Depois de escolher uma direção visual, começa a etapa que realmente transforma uma logo comum em algo mais consistente.

Alguns ajustes simples costumam melhorar bastante o resultado:

  • Reduzir elementos desnecessários
  • Testar combinações de cores mais equilibradas
  • Ajustar espaçamentos entre símbolo e texto
  • Verificar leitura em fundo claro e escuro

São mudanças pequenas, mas que aumentam a sensação de profissionalismo.

Passo 5: validar antes de considerar finalizado

Antes de baixar os arquivos finais, vale fazer um teste rápido. Imagine a logo aplicada em situações reais:

  • Foto de perfil de rede social
  • Cabeçalho de site
  • Cartão de visita
  • Documento em preto e branco

Se ela continua clara e reconhecível nesses cenários, é um bom sinal de que está pronta para uso.

Erros comuns ao criar logos com IA

Mesmo com ferramentas avançadas, alguns equívocos ainda aparecem com frequência:

  • Escolher designs muito complexos
  • Usar cores sem relação com o posicionamento
  • Ignorar legibilidade em tamanhos pequenos
  • Seguir tendências visuais passageiras
  • Finalizar rápido demais sem testar aplicações

Evitar esses pontos já coloca a marca em um nível acima da média.

Vale a pena usar IA para criar logo em 2026?

Para a maioria dos negócios em fase inicial, a resposta é sim. A inteligência artificial reduziu tempo, custo e complexidade do processo, permitindo chegar a resultados utilizáveis com rapidez.

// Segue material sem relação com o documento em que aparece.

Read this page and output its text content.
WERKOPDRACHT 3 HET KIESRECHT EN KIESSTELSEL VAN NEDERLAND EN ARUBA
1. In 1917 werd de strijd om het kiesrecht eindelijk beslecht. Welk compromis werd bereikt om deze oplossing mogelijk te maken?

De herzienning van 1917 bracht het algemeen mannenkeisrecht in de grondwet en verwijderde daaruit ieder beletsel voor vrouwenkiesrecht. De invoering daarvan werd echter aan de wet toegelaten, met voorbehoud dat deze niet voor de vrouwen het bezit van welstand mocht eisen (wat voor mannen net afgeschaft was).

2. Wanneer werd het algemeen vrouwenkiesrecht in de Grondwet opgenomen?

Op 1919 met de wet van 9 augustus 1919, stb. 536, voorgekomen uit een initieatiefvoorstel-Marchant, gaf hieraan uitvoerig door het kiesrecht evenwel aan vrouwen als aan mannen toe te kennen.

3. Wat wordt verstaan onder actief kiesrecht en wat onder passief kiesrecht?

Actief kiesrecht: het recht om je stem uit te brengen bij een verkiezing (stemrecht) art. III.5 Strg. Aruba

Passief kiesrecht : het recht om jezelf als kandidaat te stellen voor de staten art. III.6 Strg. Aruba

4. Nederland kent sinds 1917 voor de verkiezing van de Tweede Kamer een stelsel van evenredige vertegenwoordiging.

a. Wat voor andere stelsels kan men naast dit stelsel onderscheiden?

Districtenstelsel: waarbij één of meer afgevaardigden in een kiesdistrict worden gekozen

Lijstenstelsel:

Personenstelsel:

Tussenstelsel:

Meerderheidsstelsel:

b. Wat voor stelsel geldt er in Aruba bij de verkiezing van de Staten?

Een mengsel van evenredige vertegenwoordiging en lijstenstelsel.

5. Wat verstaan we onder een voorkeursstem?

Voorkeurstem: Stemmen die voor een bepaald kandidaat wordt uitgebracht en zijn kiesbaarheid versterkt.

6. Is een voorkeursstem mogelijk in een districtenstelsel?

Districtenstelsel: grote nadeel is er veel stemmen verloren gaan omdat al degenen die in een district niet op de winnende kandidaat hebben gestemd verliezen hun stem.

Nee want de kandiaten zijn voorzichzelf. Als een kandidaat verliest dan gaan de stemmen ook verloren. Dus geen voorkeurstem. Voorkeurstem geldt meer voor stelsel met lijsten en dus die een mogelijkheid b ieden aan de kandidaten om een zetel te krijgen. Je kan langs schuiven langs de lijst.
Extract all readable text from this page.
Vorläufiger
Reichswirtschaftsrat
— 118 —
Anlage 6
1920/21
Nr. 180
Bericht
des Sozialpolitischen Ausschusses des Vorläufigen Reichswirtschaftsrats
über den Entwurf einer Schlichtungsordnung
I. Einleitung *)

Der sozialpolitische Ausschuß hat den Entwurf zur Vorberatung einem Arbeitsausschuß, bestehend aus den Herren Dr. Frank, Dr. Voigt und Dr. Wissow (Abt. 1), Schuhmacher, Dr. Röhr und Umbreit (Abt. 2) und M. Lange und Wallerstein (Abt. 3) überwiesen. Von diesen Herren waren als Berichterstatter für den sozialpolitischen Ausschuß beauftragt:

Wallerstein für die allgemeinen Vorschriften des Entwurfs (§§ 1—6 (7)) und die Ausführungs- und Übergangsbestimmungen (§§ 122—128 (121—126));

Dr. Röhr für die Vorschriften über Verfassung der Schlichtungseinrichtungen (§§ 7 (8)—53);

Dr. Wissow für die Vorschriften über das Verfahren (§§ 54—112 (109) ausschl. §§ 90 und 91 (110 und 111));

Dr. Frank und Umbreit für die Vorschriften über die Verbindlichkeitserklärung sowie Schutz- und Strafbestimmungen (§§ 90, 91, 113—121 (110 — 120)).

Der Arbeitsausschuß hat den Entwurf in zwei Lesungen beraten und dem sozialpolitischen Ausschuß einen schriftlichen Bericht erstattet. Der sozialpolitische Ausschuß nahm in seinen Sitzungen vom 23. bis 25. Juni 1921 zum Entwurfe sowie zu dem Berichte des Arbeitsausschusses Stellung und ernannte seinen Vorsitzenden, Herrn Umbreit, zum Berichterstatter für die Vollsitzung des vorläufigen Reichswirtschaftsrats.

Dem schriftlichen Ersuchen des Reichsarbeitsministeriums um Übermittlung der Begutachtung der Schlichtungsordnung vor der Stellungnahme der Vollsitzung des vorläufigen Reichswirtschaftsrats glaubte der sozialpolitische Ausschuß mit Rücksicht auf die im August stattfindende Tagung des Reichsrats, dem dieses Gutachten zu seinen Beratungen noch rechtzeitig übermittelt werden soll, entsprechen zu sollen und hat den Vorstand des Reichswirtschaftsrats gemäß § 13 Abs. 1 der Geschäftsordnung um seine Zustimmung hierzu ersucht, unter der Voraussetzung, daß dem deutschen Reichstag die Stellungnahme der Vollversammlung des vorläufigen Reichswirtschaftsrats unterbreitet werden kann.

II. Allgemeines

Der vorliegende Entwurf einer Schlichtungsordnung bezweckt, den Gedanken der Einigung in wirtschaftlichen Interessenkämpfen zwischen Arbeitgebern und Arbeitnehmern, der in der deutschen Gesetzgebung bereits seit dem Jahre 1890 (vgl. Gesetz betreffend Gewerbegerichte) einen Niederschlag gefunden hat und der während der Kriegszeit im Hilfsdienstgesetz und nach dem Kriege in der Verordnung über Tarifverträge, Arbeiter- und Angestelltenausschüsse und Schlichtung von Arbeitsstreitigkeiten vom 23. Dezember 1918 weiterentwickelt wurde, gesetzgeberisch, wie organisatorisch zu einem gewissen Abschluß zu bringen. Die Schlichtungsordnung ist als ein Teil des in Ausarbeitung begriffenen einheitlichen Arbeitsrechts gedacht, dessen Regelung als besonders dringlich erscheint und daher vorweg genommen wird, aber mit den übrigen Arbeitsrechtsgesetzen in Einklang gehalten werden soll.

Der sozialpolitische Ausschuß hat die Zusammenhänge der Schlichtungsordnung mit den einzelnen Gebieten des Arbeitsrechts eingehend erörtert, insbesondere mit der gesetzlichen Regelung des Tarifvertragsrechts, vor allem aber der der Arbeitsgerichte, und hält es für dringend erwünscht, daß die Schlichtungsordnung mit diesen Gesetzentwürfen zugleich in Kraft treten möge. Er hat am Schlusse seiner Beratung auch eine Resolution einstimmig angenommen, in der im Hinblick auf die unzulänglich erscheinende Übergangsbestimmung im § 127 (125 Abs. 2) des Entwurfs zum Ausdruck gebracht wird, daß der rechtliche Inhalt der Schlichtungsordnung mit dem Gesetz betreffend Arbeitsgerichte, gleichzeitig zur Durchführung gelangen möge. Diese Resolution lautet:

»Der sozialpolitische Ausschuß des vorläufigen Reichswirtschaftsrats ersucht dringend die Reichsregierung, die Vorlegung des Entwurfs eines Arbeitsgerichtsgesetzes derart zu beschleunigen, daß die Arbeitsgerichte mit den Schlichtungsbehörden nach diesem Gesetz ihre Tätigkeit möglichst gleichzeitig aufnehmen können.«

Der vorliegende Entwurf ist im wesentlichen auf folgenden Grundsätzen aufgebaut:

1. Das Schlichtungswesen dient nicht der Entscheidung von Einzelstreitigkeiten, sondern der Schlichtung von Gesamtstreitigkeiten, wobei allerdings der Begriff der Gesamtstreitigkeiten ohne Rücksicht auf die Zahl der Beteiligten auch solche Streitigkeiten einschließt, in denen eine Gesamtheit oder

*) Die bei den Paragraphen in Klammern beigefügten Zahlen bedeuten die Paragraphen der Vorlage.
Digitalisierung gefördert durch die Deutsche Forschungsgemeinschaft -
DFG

Isso não substitui totalmente o trabalho de design estratégico em marcas maiores, mas resolve muito bem a etapa inicial de identidade visual.

Na prática, a IA se tornou um caminho acessível para transformar ideias em marcas reais.

Conclusão

Criar uma logo profissional não precisa mais ser um processo lento ou caro. Em 2026, ferramentas com inteligência artificial permitem sair da ideia para uma identidade visual completa em poucos minutos, desde que exista clareza sobre o posicionamento da marca.

Seguindo um processo simples, escolhendo bem a ferramenta e dedicando atenção aos ajustes finais, já é possível alcançar um resultado consistente e pronto para uso.

E talvez essa seja a maior mudança dos últimos anos: hoje, começar deixou de ser a parte mais difícil.